Au cours des 12 derniers mois j'ai répété plusieurs fois que le texte de Robert Coulondre est consultable sur le forum (cf. post numéro 2365 du 13 mars 2016).
J'ai indiqué plusieurs fois le lien : http://www.39-45.org/viewtopic.php?f=17 ... start=2360
On peut également consulter le post numéro 3084 du 10 janvier 2017 qui comporte non seulement l'intégralité du texte de Coulondre mais aussi une exégèse réalisée par François Delpla.
http://www.39-45.org/viewtopic.php?f=17 ... start=3080
Cette exégèse, que l'on peut aimer ou ne pas aimer, est à lire impérativement si l'on prétend discuter des thèses diplomatiques, notamment celle de François Delpla.
Alors je te souhaite bonne lecture :
Cette pièce figure dans un petit dossier "Paul Reynaud" aux archives du quai d'Orsay, alors que le gros des archives de l'ancien président du conseil est vierge de toute allusion à Nordling, à Dahlerus ou à des offres quelconques de paix pendant son ministère. C'est ce qu'on appelle un document miraculeusement échappé à une razzia destructrice.
En Angleterre, de même, la correspondance diplomatique avec la Suède a été passée au peigne fin et le nom de Dahlerus systématiquement gommé.
On sait cependant que le cabinet de guerre discute à trois reprises (les 19, 21 et 23 mai) d'un "plan Dahlerus" de neutralisation du nord de la Norvège, évoqué, tout comme les conditions de paix, dans le bureau de Göring le 6 mai. En la matière, qui peut le moins peut le plus : si Dahlerus a pu faire connaître à Londres un projet local, à plus forte raison un projet général a dû arriver sur les bords de la Tamise... mais à quel endroit au juste ? De longues stations dans les archives de Kew m'ont amené à supposer que Halifax n'avait pas communiqué l'information à Churchill, craignant sans doute de se faire rembarrer. Mais qu'il l'avait en tête lorsqu'il s'efforçait d'ouvrir une voie italienne vers la négociation, ce qu'il fait sans relâche du 25 au 28 mai.
Parmi les défauts les plus impardonnables du livre de Frieser figure l'ignorance totale du document Reynaud, alors que le livre de Costello est de 1991 et celui de Frieser de 1995. Pire, revenant sur le sujet dans un article en 2000, puis dans une interview en 2013, il ne le mentionne pas davantage.
En résumé, nous avons malgré la censure la preuve irréfutable que le Reich opère conjointement une offensive blindée et une manoeuvre diplomatique, et que celle-ci pèse fortement sur les discussions de Paris et de Londres (la censure elle-même prouve d'ailleurs qu'il ne s'agit pas d'une affaire secondaire, et que des gens ont eu honte des positions prises par certains à cette époque, à la lumière du résultat de la guerre et de la mesure prise alors, par les plus myopes, de la barbarie nazie).
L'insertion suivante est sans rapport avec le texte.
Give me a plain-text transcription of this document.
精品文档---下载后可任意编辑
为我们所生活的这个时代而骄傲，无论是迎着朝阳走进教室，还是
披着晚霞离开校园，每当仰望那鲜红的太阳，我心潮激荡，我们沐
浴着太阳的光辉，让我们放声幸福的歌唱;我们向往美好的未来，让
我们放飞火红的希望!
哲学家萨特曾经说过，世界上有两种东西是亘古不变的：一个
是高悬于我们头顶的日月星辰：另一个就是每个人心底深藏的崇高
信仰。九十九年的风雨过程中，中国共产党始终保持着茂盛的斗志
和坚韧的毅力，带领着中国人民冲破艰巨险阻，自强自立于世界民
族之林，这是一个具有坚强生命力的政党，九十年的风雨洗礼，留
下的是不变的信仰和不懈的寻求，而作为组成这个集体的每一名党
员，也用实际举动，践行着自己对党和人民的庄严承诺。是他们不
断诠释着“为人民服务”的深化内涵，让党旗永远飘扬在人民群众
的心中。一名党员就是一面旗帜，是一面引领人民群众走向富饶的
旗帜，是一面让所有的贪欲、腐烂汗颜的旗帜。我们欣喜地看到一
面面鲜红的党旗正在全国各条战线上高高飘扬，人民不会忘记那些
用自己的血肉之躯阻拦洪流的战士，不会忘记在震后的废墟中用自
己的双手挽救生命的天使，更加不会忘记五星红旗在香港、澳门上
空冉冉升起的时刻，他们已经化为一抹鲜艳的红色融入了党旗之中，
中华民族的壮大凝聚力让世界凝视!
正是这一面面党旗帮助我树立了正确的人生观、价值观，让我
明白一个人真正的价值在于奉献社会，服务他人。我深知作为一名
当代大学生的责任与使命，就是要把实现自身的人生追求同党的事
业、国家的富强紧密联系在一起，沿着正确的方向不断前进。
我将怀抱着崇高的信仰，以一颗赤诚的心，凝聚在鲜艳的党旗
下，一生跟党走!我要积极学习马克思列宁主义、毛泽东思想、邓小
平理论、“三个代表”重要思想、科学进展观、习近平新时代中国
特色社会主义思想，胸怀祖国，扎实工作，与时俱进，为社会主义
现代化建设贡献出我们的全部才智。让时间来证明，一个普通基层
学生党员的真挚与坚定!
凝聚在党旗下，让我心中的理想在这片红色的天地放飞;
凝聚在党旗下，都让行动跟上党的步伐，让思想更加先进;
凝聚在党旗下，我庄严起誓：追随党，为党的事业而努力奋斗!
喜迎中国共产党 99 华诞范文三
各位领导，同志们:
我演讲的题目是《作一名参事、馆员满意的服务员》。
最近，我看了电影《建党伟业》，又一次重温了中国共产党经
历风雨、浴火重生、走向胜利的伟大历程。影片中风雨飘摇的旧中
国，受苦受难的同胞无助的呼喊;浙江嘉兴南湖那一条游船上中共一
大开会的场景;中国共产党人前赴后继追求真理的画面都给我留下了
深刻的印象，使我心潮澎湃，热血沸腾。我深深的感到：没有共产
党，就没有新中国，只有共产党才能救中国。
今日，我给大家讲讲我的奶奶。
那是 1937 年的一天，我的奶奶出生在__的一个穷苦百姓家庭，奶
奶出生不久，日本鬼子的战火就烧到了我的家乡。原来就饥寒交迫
Paris est alors un moulin, et Hitler peut compter pour le renseigner sur l'ambassadeur italien Guariglia, le nonce Valeri, l'ambassadeur espagnol Lequerica et bien d'autres. Il a peut-être moins d'informateurs à Londres et surtout la situation y est plus complexe et mystérieuse : la solidité du gouvernement Churchill fait problème puisque le premier ministre, certes résolu à se battre et le montrant, est cerné d'appeasers que les désastres militaires amènent vraisemblablement à réfléchir. La capture du BEF, certaine le 24 à midi sauf Haltbefehl, ne risque-t-elle pas de renforcer Churchill au lieu de l'affaiblir ? Car ce dont il s'agit, c'est de rappeler aux "raisonnables de Londres" que le nazisme n'est pas antibritannique, que du contraire.
Donc Hitler, certes, ne freine pas pour favoriser un embarquement (encore que je retienne l'hypothèse "piston-seringue" apportée par ce débat) mais s'abstient, en tout cas, de coffrer l'armée de terre anglaise, en espérant que la menace fasse plus d'effet que sa mise à exécution -un procédé nazi au demeurant basique.